October 21, 2003

TIME's take on the new SATs

The new issue of Time has the goods on the "dramatic" changes on the New SAT. At first, I feared that the editors had gone with the "gloom-n-doom" approach, because the fact that some students' scores could be "hurt" is mentioned in the subtitle, and the article begins with:

Three hours of misery are apparently not enough. Now the makers of the SAT want to shape what kids learn throughout four years of high school. True, students have always had to brush up on vocabulary and take practice tests before the SAT, but now the College Entrance Examination Board, which owns the test, is developing the "New SAT," an exhaustive revision largely intended to mold the U.S. secondary-school system to its liking.

Please tell me that this isn't setting the tone of the entire article Why, only one paragraph in, and the College Board has already taken over the entire K-12 system.

The College Board wants schools to produce better writers, so the New SAT will require an essay. The board thinks grammar is important, so the new test will ask students to fix poorly deployed gerunds and such. To encourage earlier advanced-math instruction, the New SAT will go beyond basic algebra and geometry for the first time to include Algebra II class material (remember negative exponents—q?3, for instance?). The board, a powerful group of 4,300 educational institutions—including most of America's leading universities—has undertaken an unprecedented effort to push local school districts to alter their curriculums accordingly.

I take it all the Time's editors and writers send their kids to schools where writing skills and grammar are unimportant, and no math beyond Algebra II is considered useful?

...Instead of the venerable math and verbal sections, the test will have three segments that will be more familiar to Americans: the three Rs, reading, writing and arithmetic. (Hence a perfect score will go from 1600 to 2400.) At first blush, the changes seem healthy enough. But inevitably, some students will do better, and some worse, on the new test.

Why is that newsworthy? Is it because the assumption here is that the only fair test is one on which all subgroups perform equally well? Do the writers at Time really believe that is possible? Or am I just being hypersensitive, thanks to the spate of uninformed and unsupported claims of test "bias" recently?

Girls tend to outperform boys on writing exams, so their overall scores could benefit from the addition of the new writing section. Boys usually score higher on the math section, but the new exam will contain fewer of the abstract-reasoning items at which they often excel. The elimination of analogies may exacerbate the black-white SAT score gap, since the gap is somewhat smaller on the analogy section than on the test as a whole, according to Jay Rosner, executive director of the Princeton Review Foundation.

Oh, jeez. Here we go, again. Does this mean that even Time writers don't see the vast flaws in Mr. Rosner's reasoning, nor the ability to wonder how there might be a conflict of interest here? If Mr. Rosner can scare more kids into taking prep courses, allegedly because he has inside information about "biases," shouldn't a journalist wonder aloud whether that sort of information is good for business?
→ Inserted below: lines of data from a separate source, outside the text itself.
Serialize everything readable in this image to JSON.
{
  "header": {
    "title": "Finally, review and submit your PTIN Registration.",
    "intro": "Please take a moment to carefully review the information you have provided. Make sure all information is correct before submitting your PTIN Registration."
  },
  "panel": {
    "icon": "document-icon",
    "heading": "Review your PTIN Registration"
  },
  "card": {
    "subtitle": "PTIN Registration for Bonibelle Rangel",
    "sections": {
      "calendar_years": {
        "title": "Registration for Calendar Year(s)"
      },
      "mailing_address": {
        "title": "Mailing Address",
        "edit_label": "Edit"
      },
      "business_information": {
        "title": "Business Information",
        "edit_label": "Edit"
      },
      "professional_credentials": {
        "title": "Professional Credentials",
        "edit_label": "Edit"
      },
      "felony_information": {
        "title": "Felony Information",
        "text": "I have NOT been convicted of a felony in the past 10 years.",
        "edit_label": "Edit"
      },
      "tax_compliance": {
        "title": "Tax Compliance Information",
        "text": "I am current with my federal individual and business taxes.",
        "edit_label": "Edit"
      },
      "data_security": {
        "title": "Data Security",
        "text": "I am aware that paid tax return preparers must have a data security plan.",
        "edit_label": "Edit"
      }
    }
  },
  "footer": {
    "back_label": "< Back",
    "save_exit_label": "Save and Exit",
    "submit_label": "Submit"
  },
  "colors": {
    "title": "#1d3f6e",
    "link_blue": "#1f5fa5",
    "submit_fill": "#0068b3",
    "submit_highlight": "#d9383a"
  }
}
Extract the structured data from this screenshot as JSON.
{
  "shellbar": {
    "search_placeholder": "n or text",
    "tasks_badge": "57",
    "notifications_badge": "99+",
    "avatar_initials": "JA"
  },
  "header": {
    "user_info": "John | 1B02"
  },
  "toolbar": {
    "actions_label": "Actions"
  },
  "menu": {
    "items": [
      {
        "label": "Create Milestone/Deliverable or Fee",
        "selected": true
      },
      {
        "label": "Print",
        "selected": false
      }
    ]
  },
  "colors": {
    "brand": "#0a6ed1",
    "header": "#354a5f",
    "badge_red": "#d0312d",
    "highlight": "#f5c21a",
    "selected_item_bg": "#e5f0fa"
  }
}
More broadly, students who attend failing schools could suffer as the SAT morphs from a test of general-reasoning abilities into a test of what kids learn in school. "There's a danger that making it too curriculum-dependent will actually increase overall score gaps for some minority groups," says Rebecca Zwick, a former chair of the College Board's own SAT Committee. "Because we have such huge disparities in the quality of schooling in the country, kids who go to crummy schools may be disadvantaged."

Kudos to Time for interviewing an actual psychometrician who makes a very good point. Those who go to crummy schools will be disadvantaged if the test becomes too curriculum-specific. But are the universities concerned about this? Or are they too fed up with the influx of diploma-holders who need remedial math and English courses to care? Perhaps the only students they want are the ones who can show that they've learned something in high school.

As Time itself points out, this sort of change in the test can drive the the curricula that schools use. Unlike Time, I don't immediately assume that this is a bad thing.

The world of standardized testing has its own language and history; an entire branch of science, psychometrics, is devoted to test design and analysis. But the tiny discipline touches most Americans' lives at some point...

Hee hee hee. You just don't know how much I appreciate that phrase, "tiny discipline." Not only is it funny, it's true - there aren't many of us in the world (and some are very thankful for that, I'm sure).

Insta-experts from the media and from antitesting groups often repeat fallacies: blacks do better in college than their SAT scores predict (actually, for reasons that aren't well understood, blacks tend to do worse in college than matched groups of whites with the same scores); how well you do on the SAT will determine how well you do in life (SAT scores have little power to predict earnings).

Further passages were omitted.